Once upon a life time it all began . Holding on to how it exactly began she started going through memory lane .One glance was all it took for her heart to be overfilled with a feeling before.With that glance everything that she focused on was on standstill .There was something about him that made her feel like being closer to him like a deer thirsting for cold spring water. She remembered how that feeling suddenly evaporated from her heart .The person sitting next to her who she thought was her friend wanted the Mcdreamy that made her feel like a kid ridding on a merry go round .The wind blew and made leaves that fell off from the trees swirl , she then realised that she was back to reality.

Her thoughts took her back in time again , the one who she trusted decieved her . Her friend and partner Jenny was not who she thought she was .All that time she was fed with lies and still believed in someone who she called a friend .Little did she know that Jenny had another motive behind her lies . They both wanted and liked the same person , she just gave way for her friend and walked away . Mcdreamy was gone now , he was with Jenny and there was nothing that she could do at that time .

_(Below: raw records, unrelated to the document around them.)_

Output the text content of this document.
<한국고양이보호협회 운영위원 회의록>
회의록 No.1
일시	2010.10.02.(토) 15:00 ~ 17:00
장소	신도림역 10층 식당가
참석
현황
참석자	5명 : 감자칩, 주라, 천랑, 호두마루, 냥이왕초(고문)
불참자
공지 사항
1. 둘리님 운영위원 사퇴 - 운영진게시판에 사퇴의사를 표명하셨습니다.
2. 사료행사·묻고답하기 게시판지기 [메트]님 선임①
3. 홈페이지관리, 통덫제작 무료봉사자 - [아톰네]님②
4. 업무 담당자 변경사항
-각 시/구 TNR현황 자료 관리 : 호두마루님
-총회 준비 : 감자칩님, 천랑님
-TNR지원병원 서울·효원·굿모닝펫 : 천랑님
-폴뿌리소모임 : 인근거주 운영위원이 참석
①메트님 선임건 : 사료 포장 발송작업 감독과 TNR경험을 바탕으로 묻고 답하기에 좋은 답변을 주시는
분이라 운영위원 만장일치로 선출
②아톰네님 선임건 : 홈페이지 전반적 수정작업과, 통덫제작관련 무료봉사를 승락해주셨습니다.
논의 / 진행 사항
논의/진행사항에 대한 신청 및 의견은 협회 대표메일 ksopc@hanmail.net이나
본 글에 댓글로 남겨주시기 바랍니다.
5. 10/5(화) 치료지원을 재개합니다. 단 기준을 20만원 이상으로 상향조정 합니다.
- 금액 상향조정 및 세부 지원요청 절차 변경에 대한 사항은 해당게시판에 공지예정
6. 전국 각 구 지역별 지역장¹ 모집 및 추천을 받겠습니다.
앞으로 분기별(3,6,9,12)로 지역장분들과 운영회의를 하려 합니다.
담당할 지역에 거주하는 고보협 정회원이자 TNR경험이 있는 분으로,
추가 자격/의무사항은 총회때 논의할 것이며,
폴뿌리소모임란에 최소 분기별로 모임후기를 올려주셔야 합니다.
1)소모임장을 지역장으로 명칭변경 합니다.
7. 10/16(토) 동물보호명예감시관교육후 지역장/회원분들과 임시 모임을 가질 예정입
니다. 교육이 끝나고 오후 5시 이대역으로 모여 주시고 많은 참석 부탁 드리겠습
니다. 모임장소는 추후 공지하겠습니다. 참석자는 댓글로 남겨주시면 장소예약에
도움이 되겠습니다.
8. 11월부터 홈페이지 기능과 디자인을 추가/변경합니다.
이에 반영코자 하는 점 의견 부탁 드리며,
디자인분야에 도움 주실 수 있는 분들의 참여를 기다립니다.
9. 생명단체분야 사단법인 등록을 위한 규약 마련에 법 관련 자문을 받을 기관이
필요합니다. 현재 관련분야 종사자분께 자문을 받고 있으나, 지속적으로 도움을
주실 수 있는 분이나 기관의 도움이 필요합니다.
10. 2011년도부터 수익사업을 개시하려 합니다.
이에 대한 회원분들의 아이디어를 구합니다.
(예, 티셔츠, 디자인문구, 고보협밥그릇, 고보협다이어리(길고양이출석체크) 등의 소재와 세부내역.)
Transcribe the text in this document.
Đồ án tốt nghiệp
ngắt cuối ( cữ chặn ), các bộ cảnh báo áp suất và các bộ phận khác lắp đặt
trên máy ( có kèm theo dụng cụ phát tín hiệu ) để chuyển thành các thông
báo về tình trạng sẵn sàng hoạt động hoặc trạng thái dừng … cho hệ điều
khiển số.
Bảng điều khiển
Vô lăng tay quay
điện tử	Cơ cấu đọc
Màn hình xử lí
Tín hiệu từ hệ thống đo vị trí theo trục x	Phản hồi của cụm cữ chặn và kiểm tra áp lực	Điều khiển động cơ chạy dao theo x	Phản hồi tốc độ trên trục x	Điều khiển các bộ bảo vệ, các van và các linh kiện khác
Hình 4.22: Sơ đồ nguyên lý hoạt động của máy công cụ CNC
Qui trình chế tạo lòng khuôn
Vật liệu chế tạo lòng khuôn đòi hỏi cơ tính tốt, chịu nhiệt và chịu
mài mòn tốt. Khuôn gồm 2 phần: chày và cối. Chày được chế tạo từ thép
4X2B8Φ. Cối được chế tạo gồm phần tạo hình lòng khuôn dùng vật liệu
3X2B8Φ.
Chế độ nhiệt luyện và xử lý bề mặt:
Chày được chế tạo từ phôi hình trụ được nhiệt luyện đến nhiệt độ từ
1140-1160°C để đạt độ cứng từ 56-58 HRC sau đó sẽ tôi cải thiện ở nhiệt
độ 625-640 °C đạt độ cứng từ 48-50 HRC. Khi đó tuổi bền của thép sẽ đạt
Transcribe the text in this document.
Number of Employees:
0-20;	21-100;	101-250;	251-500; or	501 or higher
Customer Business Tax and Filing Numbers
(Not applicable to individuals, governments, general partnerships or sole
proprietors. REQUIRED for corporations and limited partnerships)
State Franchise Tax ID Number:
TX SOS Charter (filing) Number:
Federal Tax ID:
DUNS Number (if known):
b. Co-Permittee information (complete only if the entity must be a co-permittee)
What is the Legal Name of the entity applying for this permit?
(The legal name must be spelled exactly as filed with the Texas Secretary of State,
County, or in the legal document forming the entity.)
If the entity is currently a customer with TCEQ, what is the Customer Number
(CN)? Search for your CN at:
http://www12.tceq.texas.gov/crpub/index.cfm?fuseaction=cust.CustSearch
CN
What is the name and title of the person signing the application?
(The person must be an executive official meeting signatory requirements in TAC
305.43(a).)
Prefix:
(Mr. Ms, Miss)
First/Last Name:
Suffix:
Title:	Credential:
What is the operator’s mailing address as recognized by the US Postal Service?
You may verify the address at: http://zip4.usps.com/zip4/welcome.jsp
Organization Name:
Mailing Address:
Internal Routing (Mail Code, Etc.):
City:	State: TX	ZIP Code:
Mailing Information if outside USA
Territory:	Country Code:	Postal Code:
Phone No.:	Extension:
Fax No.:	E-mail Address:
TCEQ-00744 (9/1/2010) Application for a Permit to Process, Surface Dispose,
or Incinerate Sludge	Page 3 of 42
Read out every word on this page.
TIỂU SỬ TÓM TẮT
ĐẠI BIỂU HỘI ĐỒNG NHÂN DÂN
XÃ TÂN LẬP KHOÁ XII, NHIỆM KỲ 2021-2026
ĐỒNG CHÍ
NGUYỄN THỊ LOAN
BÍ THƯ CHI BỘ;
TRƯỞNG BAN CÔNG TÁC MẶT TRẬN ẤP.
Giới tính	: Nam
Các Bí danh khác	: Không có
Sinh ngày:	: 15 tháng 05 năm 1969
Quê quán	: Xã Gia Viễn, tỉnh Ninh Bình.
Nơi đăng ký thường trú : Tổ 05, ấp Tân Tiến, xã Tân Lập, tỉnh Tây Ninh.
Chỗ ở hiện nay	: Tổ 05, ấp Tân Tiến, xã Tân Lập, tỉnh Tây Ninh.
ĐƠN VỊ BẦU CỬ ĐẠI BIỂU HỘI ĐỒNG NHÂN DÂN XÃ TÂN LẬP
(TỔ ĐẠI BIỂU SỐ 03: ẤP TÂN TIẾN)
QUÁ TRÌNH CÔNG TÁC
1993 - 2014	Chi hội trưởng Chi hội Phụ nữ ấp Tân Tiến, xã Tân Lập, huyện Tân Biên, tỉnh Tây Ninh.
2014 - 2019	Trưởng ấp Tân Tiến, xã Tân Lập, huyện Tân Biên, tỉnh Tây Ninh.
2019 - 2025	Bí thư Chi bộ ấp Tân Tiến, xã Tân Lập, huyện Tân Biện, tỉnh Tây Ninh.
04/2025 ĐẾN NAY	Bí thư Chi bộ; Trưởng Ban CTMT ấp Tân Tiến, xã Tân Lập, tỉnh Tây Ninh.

She met another person who was a rationalisation of Mcdreamy . He was not Mcdreamy , he did not make her have that butterfly effect or that feeling that she felt when she was with Mcdreamy .She felt trapped and tortured , but she still decided to stick around . After some time Jenny told her that Mcdreamy loved her from the first day he saw her . How could she? Why tell her when it was too late ? She was in a dilemma ,royalty took over her mind Mcdreamy wasn't hers anymore.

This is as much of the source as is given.